Many everyday problems that involve statistics require making many observations about something quantifiable and being able to figure out the most probable value of that observation. For example, maybe you’re trying to figure out what mileage your car’s giving you, so every time you fill the tank up, you record how many miles you go before you empty it out. You might ask, what is the average distance my car will go on a full tank?

One way to solve this problem is to take an average of all your observations. The simple average is not a very good statistical measure, mainly because it’s influenced by “outliers.” If one of the observations you took of how many miles you went on a full tank of gas involved a very long highway road trip, then the average measure will make it look like you get really awesome mileage. That’s why car companies have to report a highway and a city mileage – the average highway mileage is bound to be higher than the average city-only mileage, and taking an average that combines the two would be misleading.

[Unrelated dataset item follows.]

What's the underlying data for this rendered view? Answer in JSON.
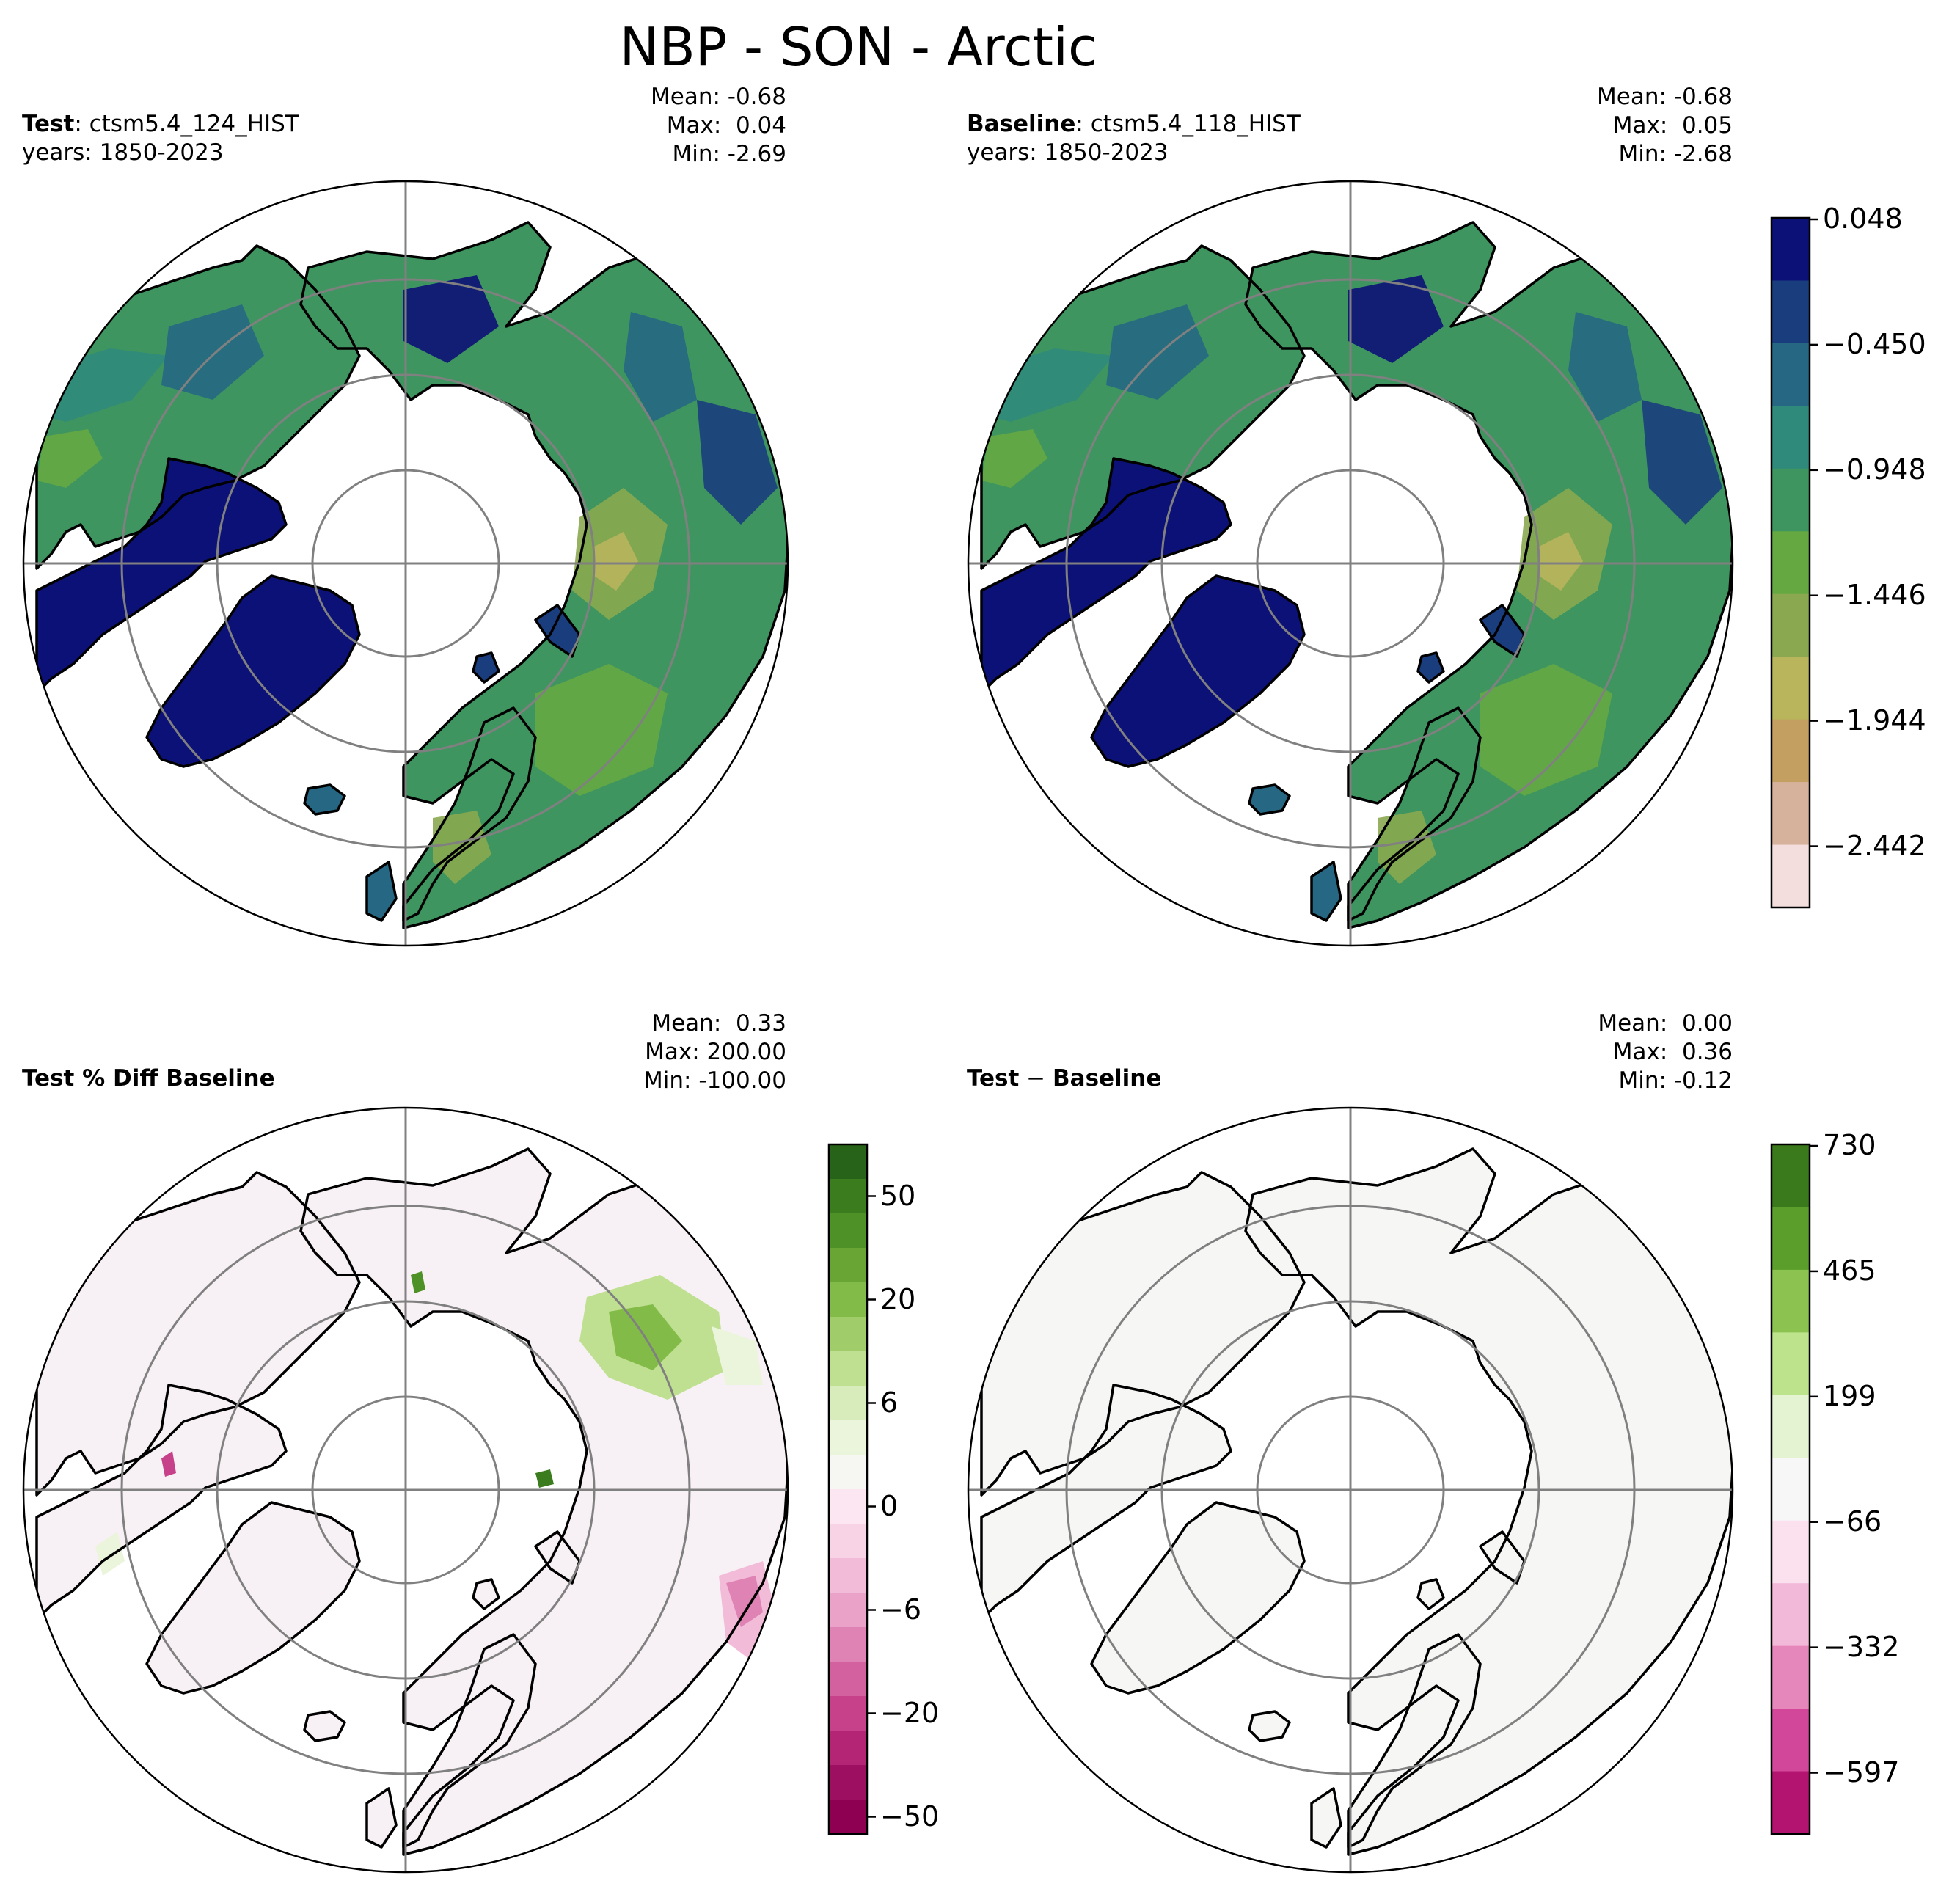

So how does one get an accurate picture of averages that is less affected by these outliers? One way is to use *probability distributions*. A “distribution” is a mathematical equation that tells you how frequently a specific value is observed when you’re making a series of observations. For example, when you are tabulating your car’s mileage for each tank of gas you fill, you end up with a distribution that might go something like – 40% of the time, you get about 30 mpg, 20% of the time you get about 28 mpg, 22% of the time you get about 31 mpg, and so on.

A “normal” distribution is a very special kind of distribution for two reasons. The first reason is that it occurs a lot in nature, and anything that is natural holds a special fascination for us human beings. If for example you measure how much each dog in a pack weighs, or how fast each one of a school of fish moves in an aquarium, or how big the pumpkins in a patch get – the distribution of these observations follows a common pattern. There is a single equation – this is where things get a bit spooky – that will describe every one of these natural phenomena. This equation is called the “normal distribution.”

One reason this pattern is so fascinating is that it’s very simple. The mathematical equation that describes a normal distribution requires only two variables – the “mean” of the distribution and its “standard deviation.” These two variables together tell you what the distribution says about what you’re observing. Once you’ve made a few observations, and figured out that your observations fit within a normal distribution – we’ll see how you do that, in a little bit – you can then use the distribution to predict what percentage of future observations will lie within a certain range.

If you’re starting to notice, for example, that your car goes about 300 miles on a full tank, you can then use the normal distribution to predict how far it will go, most of the time, in the future. It’s the predictability of various phenomena using the normal distribution that makes a lot of economics and planning possible in the real world.

There’s another reason the normal distribution is so awesome. It’s because of something called the *central limit theorem.* The central limit theorem has something to say about what happens when you have a lot of random events occurring together, and how they are related to the mathematics of the normal distribution. To understand this, let’s consider a lake full of frogs.

Imagine that in this lake, each frog acts independently of the others. This is a very critical requirement of the theorem, by the way, but it’s something that tends to be true in most of the natural world – things happen fairly independently of each other, at least for all practical purposes. Now every minute, let’s say you keep count of how many times each frog went *rib-bit.* Each frog has its own random behavior and there is no specific pattern that they are all following.

If you took the average number of *rib-bits* you got, across all the frogs, and kept track of that every minute, then the average number of *rib-bits *you observe will, as you tally them over time, start to fall into… you guessed it, a normal distribution. This is true no matter how many frogs there are, and what behavior each individual frog is exhibiting, with regards to its *ribbit*ing.

The central limit theorem means that even when something isn’t following a normal distribution, it’s possible to find a way of combining it with other phenomena to create a normal distribution. A large number of frogs, acting independently of each other, will combine to create a normal distribution of number of *rib-bits* per day.